Il sole finalmente riuscì a svilupparsi dal mare cupo e fremente, ma la fine della stagione meno dolente era vicina.
Non ci eravamo detti ancora nulla e pensai che fosse già tempo di tentare uno scambio di parole: nel girare la testa verso la compagna di viaggio, la vedevo immusonita: poteva essere soltanto assonnata, ma pure scontenta di andare in Grecia con uno che non si impegnava a dire qualcosa di significativo.
Le feci segno di accostarsi, poi cominciai “Ifigenia, guarda il sole che si riflette nel mare raddoppiando il suo fuoco: non sembra una bomba atomica appena scoppiata, l’inizio della grande conflagrazione ignea che tutto distrugge, poi tutto rinnova?”. Intendevo farle capire che speravo in un salutare rinnovamento tra noi. Ma quella, sgradevolmente colpita dall’idea apocalittica, non tenne conto dell’auspicata catarsi seguita da una palingenesi: mi guardò con rancore, fece un gesto di scongiuro e disse: “le tue fantasie catastrofiche d’ora in avanti, poeta, tielle per te”.

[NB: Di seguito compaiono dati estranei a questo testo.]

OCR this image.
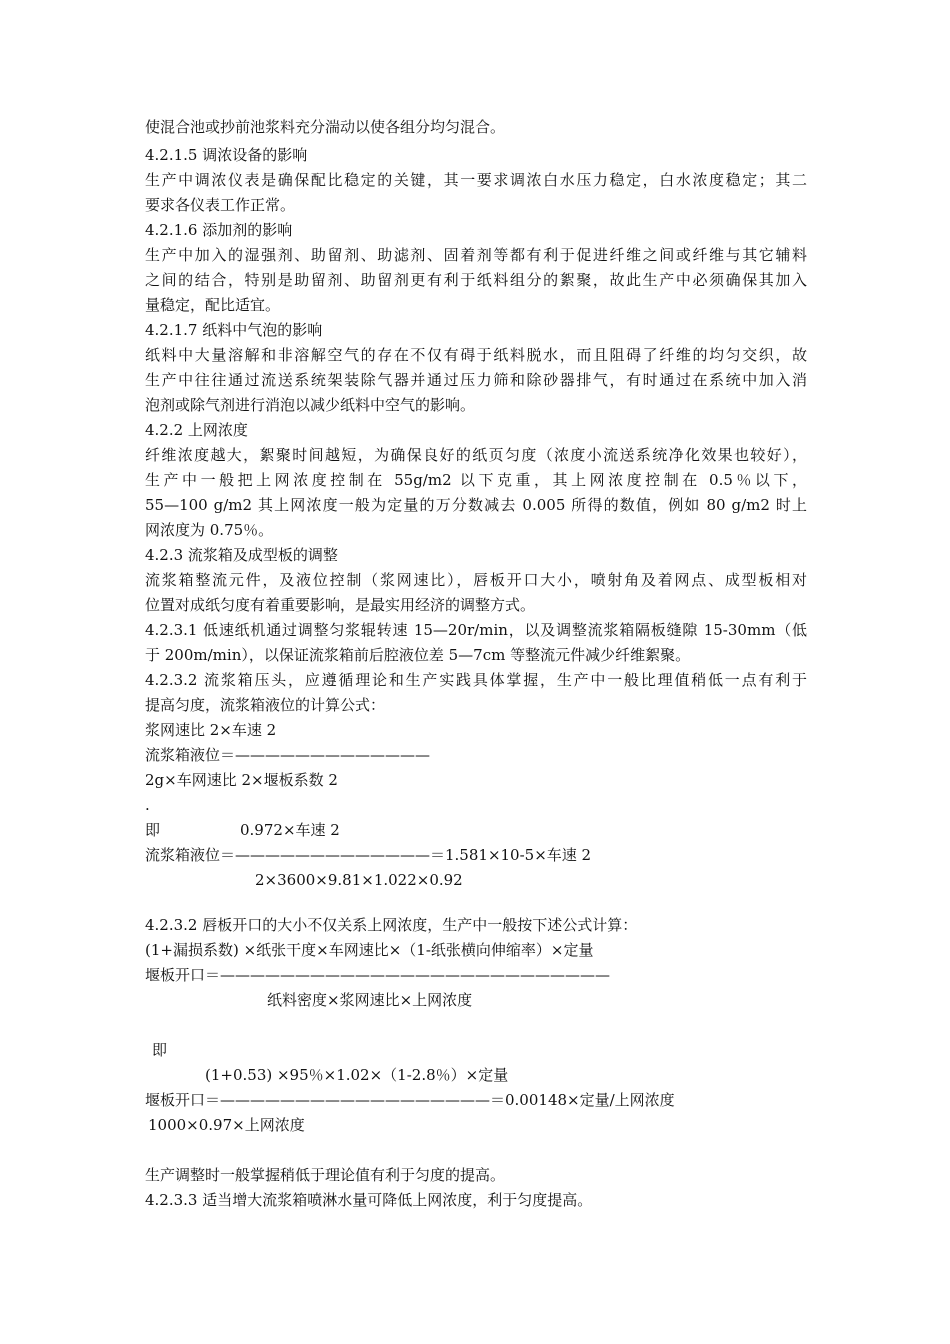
使混合池或抄前池浆料充分湍动以使各组分均匀混合。
4.2.1.5 调浓设备的影响
生产中调浓仪表是确保配比稳定的关键，其一要求调浓白水压力稳定，白水浓度稳定；其二
要求各仪表工作正常。
4.2.1.6 添加剂的影响
生产中加入的湿强剂、助留剂、助滤剂、固着剂等都有利于促进纤维之间或纤维与其它辅料
之间的结合，特别是助留剂、助留剂更有利于纸料组分的絮聚，故此生产中必须确保其加入
量稳定，配比适宜。
4.2.1.7 纸料中气泡的影响
纸料中大量溶解和非溶解空气的存在不仅有碍于纸料脱水，而且阻碍了纤维的均匀交织，故
生产中往往通过流送系统架装除气器并通过压力筛和除砂器排气，有时通过在系统中加入消
泡剂或除气剂进行消泡以减少纸料中空气的影响。
4.2.2 上网浓度
纤维浓度越大，絮聚时间越短，为确保良好的纸页匀度（浓度小流送系统净化效果也较好），
生产中一般把上网浓度控制在 55g/m2 以下克重，其上网浓度控制在 0.5％以下，
55—100 g/m2 其上网浓度一般为定量的万分数减去 0.005 所得的数值，例如 80 g/m2 时上
网浓度为 0.75％。
4.2.3 流浆箱及成型板的调整
流浆箱整流元件，及液位控制（浆网速比），唇板开口大小，喷射角及着网点、成型板相对
位置对成纸匀度有着重要影响，是最实用经济的调整方式。
4.2.3.1 低速纸机通过调整匀浆辊转速 15—20r/min，以及调整流浆箱隔板缝隙 15-30mm（低
于 200m/min），以保证流浆箱前后腔液位差 5—7cm 等整流元件减少纤维絮聚。
4.2.3.2 流浆箱压头，应遵循理论和生产实践具体掌握，生产中一般比理值稍低一点有利于
提高匀度，流浆箱液位的计算公式：
浆网速比 2×车速 2
流浆箱液位＝—————————————
2g×车网速比 2×堰板系数 2
.
即	0.972×车速 2
流浆箱液位＝—————————————＝1.581×10-5×车速 2
2×3600×9.81×1.022×0.92
4.2.3.2 唇板开口的大小不仅关系上网浓度，生产中一般按下述公式计算：
(1+漏损系数) ×纸张干度×车网速比×（1-纸张横向伸缩率）×定量
堰板开口＝——————————————————————————
纸料密度×浆网速比×上网浓度
即
(1+0.53) ×95％×1.02×（1-2.8％）×定量
堰板开口＝——————————————————＝0.00148×定量/上网浓度
1000×0.97×上网浓度
生产调整时一般掌握稍低于理论值有利于匀度的提高。
4.2.3.3 适当增大流浆箱喷淋水量可降低上网浓度，利于匀度提高。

Non risposi. Mi vennero in mente altri suoi atti e parole di questo genere alquanto ignobile, se non anche triviale.
Gleli suggeriva la superstizione. Un segno di debolezza, di scarsa autostima.
Sul nostro fallimento meditavo con dolore attraversando Fano ancora addormentata. Pensavo alla bellezza corporea di Ifigenia ancora non prossima alla china da dove non si risale.
“La magnificenza somatica-dicevo a me stesso che pure da anni curavo molto il mio aspetto con l’ascesi sportiva, il mangiare limitato al necessario e l’abbronzatura- se è scompagnata dall’intelligenza e dalla virtù sfiorisce presto e lascia nell’invalidità chi ha sperato di conquistare il mondo brandendo il proprio corpo quale arma inoppugnabile e irresistibile. Ifigenia ha cambiato i modelli e rifiuta con odio la mia educazione, quindi commette l’errore di attribuire alla propria venustà un valore assoluto, preponderante su tutti gli altri e capace di farle raggiungere qualsiasi meta.
Ma la bellezza da sola è un bene fragile e assai per tempo caduco. E’ come un ramo fiorito che il vento di aprile disfiora, è come il fiammeggiante papavero che la calura di giugno scolora, è come il grano giallo che brilla nella luce lunga dei giorni più belli dell’anno, finché la falce lo miete spietata e l’avido agricoltore lo chiude nel buio di un sacco. E’ come la fragile foglia che il primo temporale di agosto strapazza, stacca dal ramo e trascina nella fangosa pozzanghera.
Soltanto i fiori dell’anima diventano i frutti che il volgere dei mesi e delle stagioni non possono portare via.
Questi vivono eterni: il Bene che fai, l’Amore che dai e ricevi, la Giustizia che rendi, il Bello che crei, il Vero che trovi.
Ifigenia mi ha aiutato in questa ricerca, ma non posso dirglielo perché prenderebbe la gratitudine rivolta a quanto ha fatto per l’elevazione dell’anima mia come un giudizio limitativo della parte fisica, epidermica del nostro rapporto e della propria magnificenza corporea. Il fatto è che io per fruirne al massimo grado ho voluto trarne la spinta a indagare e migliorare me stesso. Facendo l’amore con lei, mi sono spuntate le ali necessarie per elevarmi dalla bellezza terrena a quella celeste”.
Questo sarebbe stato il riconoscimento più pieno di quanto e quale bene mi aveva fatto quella giovane donna, ma non potevo dirglielo, siccome le sue mire puntavano su bersagli bassi oramai, e io che seguitavo a percorre una strada in salita per potenziarmi e raffinarmi l’anima, non avevo più alcun credito presso di lei.
Provai a interessarla citando Dante che un tempo non le spiaceva.
“Ho io grazie grandi appo te?”
Ma quella ringhiò: “Sta’ zitto, letterato da strapazzo, pedala e lasciami pedalare!”
Aveva smesso di leggere e non riconosceva le mie citazioni, oppure le davano noia. In Grecia però voleva arrivare e io, pure in quella situazione penosa, avrei imparato dell’altro da lei. Soffrendo molto dopo avere molto gioito.